Meeting the Foster Carer

A meeting with the foster carer was arranged. I hadn’t positioned in my mind how significant this would be. We sat there staring at the women who had cared for our little one as if they were her own. Knowing that they would never be. Knowing that one day they’d care for them no more. What an incredible thing to do. She’d been doing it for many years. Had been involved in many adoptions. Supported many children to return to birth families. What an incredible person. Reuniting families. Bringing new families together. A fellow adoptive mum once said to me – “without foster carers, there would be no us”. This couldn’t be more true.

She knew every tiny detail about our child. She talked lovingly. With joy. Certainty. Protectively. I felt an immediate pressure to get everything right. I couldn’t let her down. I wondered how on earth she did what she did. Worried how she would feel – cope – when the day came to say goodbye.
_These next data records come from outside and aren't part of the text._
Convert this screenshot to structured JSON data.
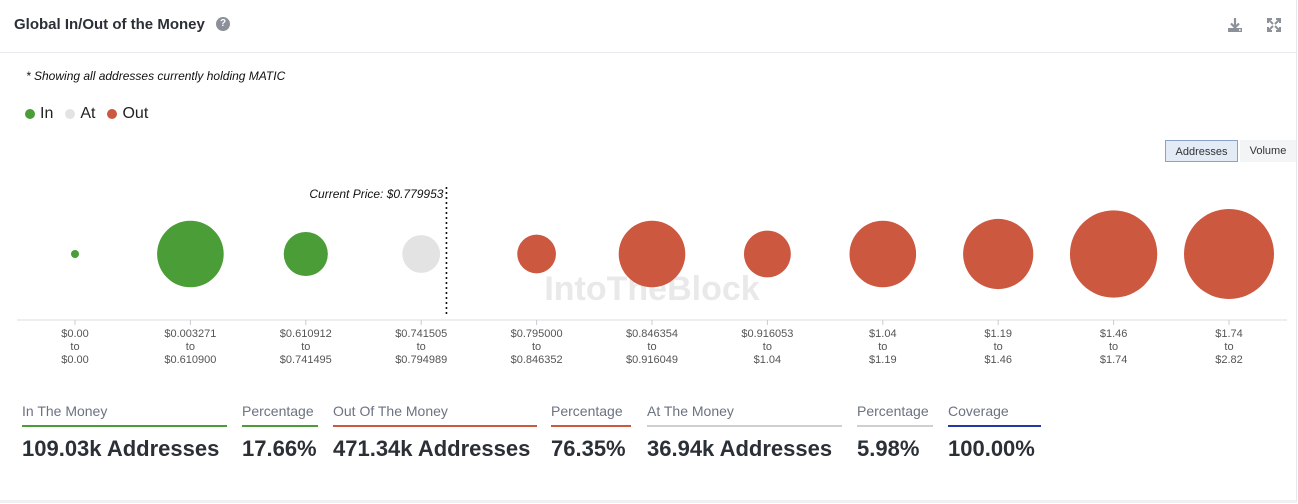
{
  "header": {
    "title": "Global In/Out of the Money",
    "help_icon": "question-circle-icon",
    "download_icon": "download-icon",
    "expand_icon": "expand-icon"
  },
  "note": "* Showing all addresses currently holding MATIC",
  "legend": [
    {
      "label": "In",
      "color": "#4a9d37"
    },
    {
      "label": "At",
      "color": "#e3e3e3"
    },
    {
      "label": "Out",
      "color": "#cc5840"
    }
  ],
  "toggle": {
    "addresses": "Addresses",
    "volume": "Volume",
    "selected": "Addresses"
  },
  "watermark": "IntoTheBlock",
  "chart_data": {
    "type": "bubble",
    "title": "Global In/Out of the Money",
    "current_price_label": "Current Price: $0.779953",
    "current_price": 0.779953,
    "metric": "Addresses",
    "buckets": [
      {
        "from": "$0.00",
        "to": "$0.00",
        "status": "in",
        "size": 0.05
      },
      {
        "from": "$0.003271",
        "to": "$0.610900",
        "status": "in",
        "size": 0.74
      },
      {
        "from": "$0.610912",
        "to": "$0.741495",
        "status": "in",
        "size": 0.49
      },
      {
        "from": "$0.741505",
        "to": "$0.794989",
        "status": "at",
        "size": 0.42
      },
      {
        "from": "$0.795000",
        "to": "$0.846352",
        "status": "out",
        "size": 0.43
      },
      {
        "from": "$0.846354",
        "to": "$0.916049",
        "status": "out",
        "size": 0.74
      },
      {
        "from": "$0.916053",
        "to": "$1.04",
        "status": "out",
        "size": 0.52
      },
      {
        "from": "$1.04",
        "to": "$1.19",
        "status": "out",
        "size": 0.74
      },
      {
        "from": "$1.19",
        "to": "$1.46",
        "status": "out",
        "size": 0.78
      },
      {
        "from": "$1.46",
        "to": "$1.74",
        "status": "out",
        "size": 0.97
      },
      {
        "from": "$1.74",
        "to": "$2.82",
        "status": "out",
        "size": 1.0
      }
    ],
    "range_word": "to",
    "colors": {
      "in": "#4a9d37",
      "at": "#e3e3e3",
      "out": "#cc5840"
    }
  },
  "stats": [
    {
      "label": "In The Money",
      "value": "109.03k Addresses",
      "color": "#4a9d37"
    },
    {
      "label": "Percentage",
      "value": "17.66%",
      "color": "#4a9d37"
    },
    {
      "label": "Out Of The Money",
      "value": "471.34k Addresses",
      "color": "#cc5840"
    },
    {
      "label": "Percentage",
      "value": "76.35%",
      "color": "#cc5840"
    },
    {
      "label": "At The Money",
      "value": "36.94k Addresses",
      "color": "#cfcfcf"
    },
    {
      "label": "Percentage",
      "value": "5.98%",
      "color": "#cfcfcf"
    },
    {
      "label": "Coverage",
      "value": "100.00%",
      "color": "#2637a8"
    }
  ]
}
I kept thinking I hope she liked us. What if we were sitting there and she was thinking that we weren’t right. That we didn’t seem suitable to be parents. What would she do about it? Who would she tell? How would this impact matching panel? Might they say “no” now? Like I always do, I over thought it. But I couldn’t help but question how I could ever do as good a job as her.

Don’t get me wrong, the feeling was also incredible. We were talking about our child. Not just a hypothetical scenario. Not an “if you were approved”. Not an “if you were matched”. We were all these things now. Finally going to be mummy and daddy. But it was strange talking in such detail having never met. I found it a lot to get my head around.

I wrote absolutely everything down. Verbatim. Listened intently as she relayed their daily life together. Likes and dislikes. What caused upset. What to do to provide comfort. I remember paying particular attention to things like bowel movements! I was surprised that they seemingly lived such a normal life – going to singing classes, soft play, playgroups. Just like mother and child. Why wouldn’t they? I don’t know. Did I think they just stayed in 24-7 waiting for us to turn up to take over? They’d even been away on a holiday. Our child had 100% lived a full life there. It’s crazy to look back at these thoughts. At my naivety. But it really hit me that we had a very difficult time ahead. Amongst all the joy, there would be upset for everyone. Separation. My heart was bursting. But my head was whizzing.

I’d bought some sleep-suits and a book to give as gifts. For some reason I felt awkward about this – like I had to ask permission. Fumbling the words “would it be ok if” “are you sure you don’t mind…”. This remarkable lady of course very gladly took them. Our first gifts. The first of many.

We are still in awe at the role foster carers play in bringing families together. They provide love, security and safety. Often to traumatised and vulnerable children at the most difficult of times. A lot of adoption forums focus on the difficulties of separation from birth families. Of course, this is quite right and absolutely true. But there is a whole different separation to prepare for when they leave foster families. Foster carers often take the brunt of uncertainties and fears. Support children as they express their feelings, not just emotionally, but often physically. They may have shown these children the only stability they’ve ever experienced. Of course they are going to be upset to leave them. Will miss them. Foster carers steady them, until we – their adoptive parents – are ready to take over. And it wouldn’t be long before we could do just that.

Thankfully, everything went smoothly at matching panel . We had the same set of nerves as we’d had for approval panel, but uncharacteristically for me, I was actually much more confident. We knew so much more about our child now and already had a strong connection. We were able to talk about them with such certainty that they were “the one”. Because we felt it. Surely, we hadn’t got this far and the match would be rejected. I was right – we were unanimously approved. We were over the moon. At last, all the stars had aligned. Our dreams really were coming true.